Answer :
(a) [tex]\varphi(13)=12[/tex] since 13 is prime.
(b) [tex]81=3^4[/tex], and there are 81/3 = 27 multiples of 3 between 1 and 81, which leaves 81 - 27 = 54 numbers between 1 and 81 that are coprime to 81, so [tex]\varphi(81)=54[/tex].

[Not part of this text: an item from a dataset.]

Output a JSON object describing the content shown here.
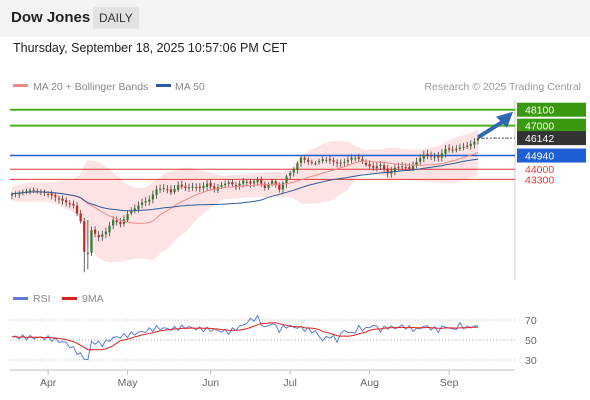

(c) [tex]100=2^2\cdot5^2[/tex]; there are 50 multiples of 2, and 20 multiples of 5, between 1 and 100; 10 of these are counted twice (the multiples of 2*5=10), so a total of 50 + 20 - 10 = 60 distinct numbers not coprime to 100, leaving us with [tex]\varphi(100)=100-60=40[/tex].
(d) [tex]102=2\cdot3\cdot17[/tex]; there are 51 multiples of 2, 34 multiples of 3, and 6 multiples of 17, between 1 and 102. Among these, we double-count 17 multiples of 2*3=6, 3 multiples of 2*17=34, and 2 multiples of 3*17=51; we also triple-count 1 number, 2*3*17=102. There are then 51 + 34 + 6 - (17 + 3 + 2) + 1 = 70 numbers between 1 and 102 that are not coprime to 102, and so [tex]\varphi(102)=102-70=32[/tex].